|Delaune, Paul - UNIV OF ARKANSAS|
|Carman, Dennis - USDA-NRCS|
|Daniel, Tommy - UNIV OF ARKANSAS|
Submitted to: Journal of Environmental Quality
Publication Type: Peer Reviewed Journal
Publication Acceptance Date: April 2, 2004
Publication Date: November 1, 2004
Citation: Delaune, P.B., Moore Jr, P.A., Carman, D.K., Sharpley, A.N., Haggard, B.E., Daniel, T.C. 2004. Development of a phosphorus index for pastures fertilized with poultry litter - factors affecting phosphorus runoff. Journal of Environmental Quality. 33:2183-2191. Interpretive Summary: Phosphorus (P) concentrations in runoff water from land fertilized with animal manure is an environmental concern. Several state and federal agencies limit animal manure applications based on the amount of phosphorus (P) in the soil, or soil test P. Recent studies show that other factors are more indicative of P concentrations in runoff. This study was done to determine the most important factors affecting the amount of P in runoff water and to develop a P index for pastures to manage fertilizer applications. Several simulated runoff events were conducted to determine the effect of 1) soil test P, 2) soluble P in poultry litter, 3) P in poultry diets, 4) fertilizer type, 5) poultry litter application rate, and 6) time to the first runoff event after poultry litter application.
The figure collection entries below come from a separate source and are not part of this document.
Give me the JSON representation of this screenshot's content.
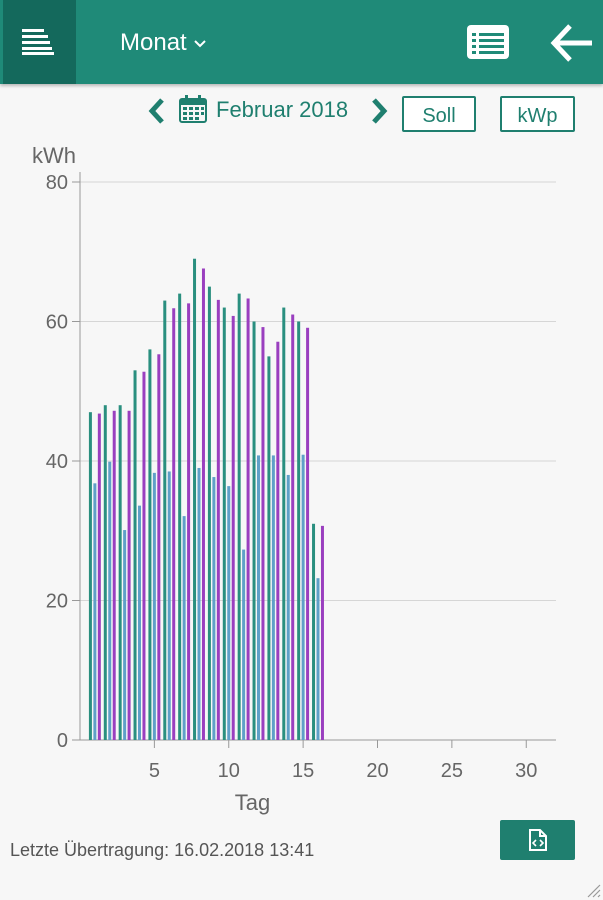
{
  "header": {
    "view_label": "Monat",
    "icons": {
      "menu": "menu-lines-icon",
      "dropdown": "chevron-down-icon",
      "list": "list-view-icon",
      "back": "arrow-left-icon"
    }
  },
  "date_nav": {
    "label": "Februar 2018",
    "icons": {
      "prev": "chevron-left-icon",
      "calendar": "calendar-icon",
      "next": "chevron-right-icon"
    }
  },
  "buttons": {
    "soll": "Soll",
    "kwp": "kWp"
  },
  "chart_data": {
    "type": "bar",
    "ylabel": "kWh",
    "xlabel": "Tag",
    "ylim": [
      0,
      80
    ],
    "yticks": [
      0,
      20,
      40,
      60,
      80
    ],
    "xlim": [
      0,
      32
    ],
    "xticks": [
      5,
      10,
      15,
      20,
      25,
      30
    ],
    "grid": true,
    "days": [
      1,
      2,
      3,
      4,
      5,
      6,
      7,
      8,
      9,
      10,
      11,
      12,
      13,
      14,
      15,
      16
    ],
    "series": [
      {
        "color": "#2a8f7f",
        "values": [
          47,
          48,
          48,
          53,
          56,
          63,
          64,
          69,
          65,
          62,
          64,
          60,
          55,
          62,
          60,
          31
        ]
      },
      {
        "color": "#5fa0c8",
        "values": [
          36.8,
          39.9,
          30.1,
          33.6,
          38.3,
          38.5,
          32.1,
          39,
          37.7,
          36.4,
          27.3,
          40.8,
          40.8,
          38,
          40.9,
          23.2
        ]
      },
      {
        "color": "#9a3fbf",
        "values": [
          46.8,
          47.2,
          47.2,
          52.8,
          55.3,
          61.9,
          62.6,
          67.6,
          63.1,
          60.8,
          63.3,
          59.2,
          57.1,
          61,
          59.1,
          30.7
        ]
      }
    ],
    "colors": {
      "grid": "#d6d6d6",
      "axis": "#999999",
      "text": "#666666"
    }
  },
  "footer": {
    "status": "Letzte Übertragung: 16.02.2018 13:41",
    "export_icon": "export-file-icon"
  },
  "window": {
    "resize_icon": "resize-grip-icon"
  }
}
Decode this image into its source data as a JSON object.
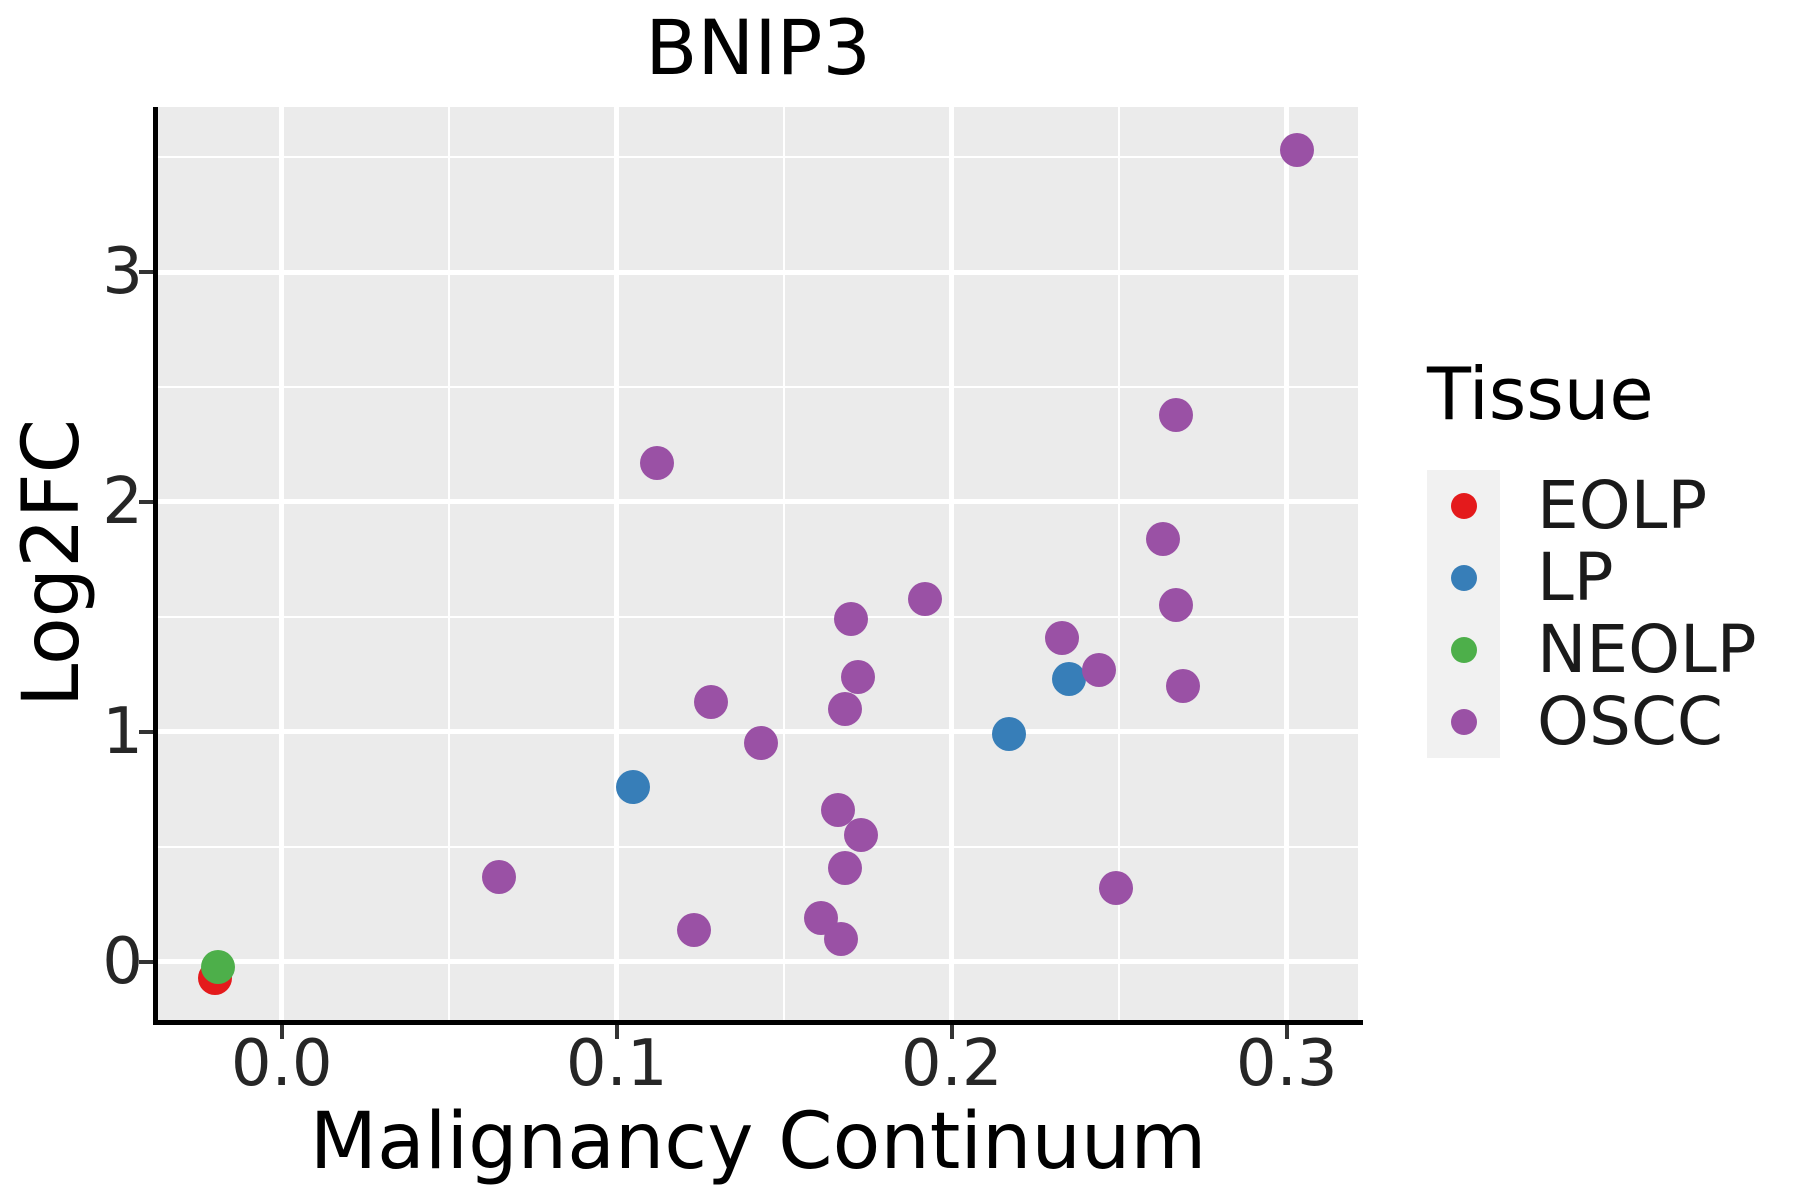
{
  "chart_data": {
    "type": "scatter",
    "title": "BNIP3",
    "xlabel": "Malignancy Continuum",
    "ylabel": "Log2FC",
    "legend_title": "Tissue",
    "legend_position": "right",
    "grid": "white major and minor gridlines on grey panel",
    "x_axis": {
      "min": -0.03693,
      "max": 0.32128,
      "major_ticks": [
        0.0,
        0.1,
        0.2,
        0.3
      ],
      "major_tick_labels": [
        "0.0",
        "0.1",
        "0.2",
        "0.3"
      ],
      "minor_ticks": [
        0.05,
        0.15,
        0.25
      ]
    },
    "y_axis": {
      "min": -0.2522,
      "max": 3.7174,
      "major_ticks": [
        0,
        1,
        2,
        3
      ],
      "major_tick_labels": [
        "0",
        "1",
        "2",
        "3"
      ],
      "minor_ticks": [
        0.5,
        1.5,
        2.5,
        3.5
      ]
    },
    "series": [
      {
        "name": "EOLP",
        "color": "#E41A1C",
        "points": [
          [
            -0.02,
            -0.07
          ]
        ]
      },
      {
        "name": "LP",
        "color": "#377EB8",
        "points": [
          [
            0.105,
            0.76
          ],
          [
            0.217,
            0.99
          ],
          [
            0.235,
            1.23
          ]
        ]
      },
      {
        "name": "NEOLP",
        "color": "#4DAF4A",
        "points": [
          [
            -0.019,
            -0.02
          ]
        ]
      },
      {
        "name": "OSCC",
        "color": "#9A51A5",
        "points": [
          [
            0.065,
            0.37
          ],
          [
            0.112,
            2.17
          ],
          [
            0.123,
            0.14
          ],
          [
            0.128,
            1.13
          ],
          [
            0.143,
            0.95
          ],
          [
            0.161,
            0.19
          ],
          [
            0.166,
            0.66
          ],
          [
            0.167,
            0.1
          ],
          [
            0.168,
            0.41
          ],
          [
            0.168,
            1.1
          ],
          [
            0.17,
            1.49
          ],
          [
            0.172,
            1.24
          ],
          [
            0.173,
            0.55
          ],
          [
            0.192,
            1.58
          ],
          [
            0.233,
            1.41
          ],
          [
            0.244,
            1.27
          ],
          [
            0.249,
            0.32
          ],
          [
            0.263,
            1.84
          ],
          [
            0.267,
            2.38
          ],
          [
            0.267,
            1.55
          ],
          [
            0.269,
            1.2
          ],
          [
            0.303,
            3.53
          ]
        ]
      }
    ]
  },
  "styles": {
    "panel_bg": "#EBEBEB",
    "grid_color": "#FFFFFF",
    "axis_line_color": "#000000",
    "tick_mark_color": "#333333",
    "tick_label_color": "#262626",
    "text_color": "#000000",
    "legend_key_bg": "#F1F1F1"
  }
}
The amount of soluble P applied was found to be the most important factor determining the amount of P in runoff water. Soil test P was important in predicting the amount of P in runoff water only when no P was applied. The P index for pastures was developed based in the results of rainfall simulation studies. The final P index value provides an estimate of the amount of P lost in runoff water. Because the P index integrates many factors affect P transport, the P index for pastures should provide a better risk assessment tool than soil test P alone.
Technical Abstract: Currently, several state and federal agencies are proposing upper limits on soil test phosphorus (P), above which animal manures can not be applied, based on the assumption that high P concentrations in runoff are due to high soil test P. Recent studies show that other factors are more indicative of P concentrations in runoff from areas where manure is being applied. The original P index was developed as an alternative P management tool incorporating factors affecting both the source and transport of P. The objective of this research was to evaluate the effects of multiple variables on P concentrations in runoff water and to construct a P index for pastures that incorporates these effects. The evaluated variables were: 1) soil test P, 2) soluble P in poultry litter, 3) P in poultry diets, 4) fertilizer type, 5) poultry litter application rate, and 6) time to the first runoff event after poultry litter application. Field studies with simulated rainfall showed P runoff was affected by the amount of soluble P applied in the fertilizer source. Prior to manure applications, soil test P was directly related to soluble P concentrations in runoff water. However, soil test P had little effect on P runoff after animal manure was applied. Unlike most other P indices, the P index for pastures provides an estimate of annual P loading in runoff at the edge-of-field. Because the P index integrates P transport potentials that are relevant for grasslands with that fraction of P most likely to move from grassland soil surfaces, the P index for pastures should provide a better risk assessment tool than soil test P alone.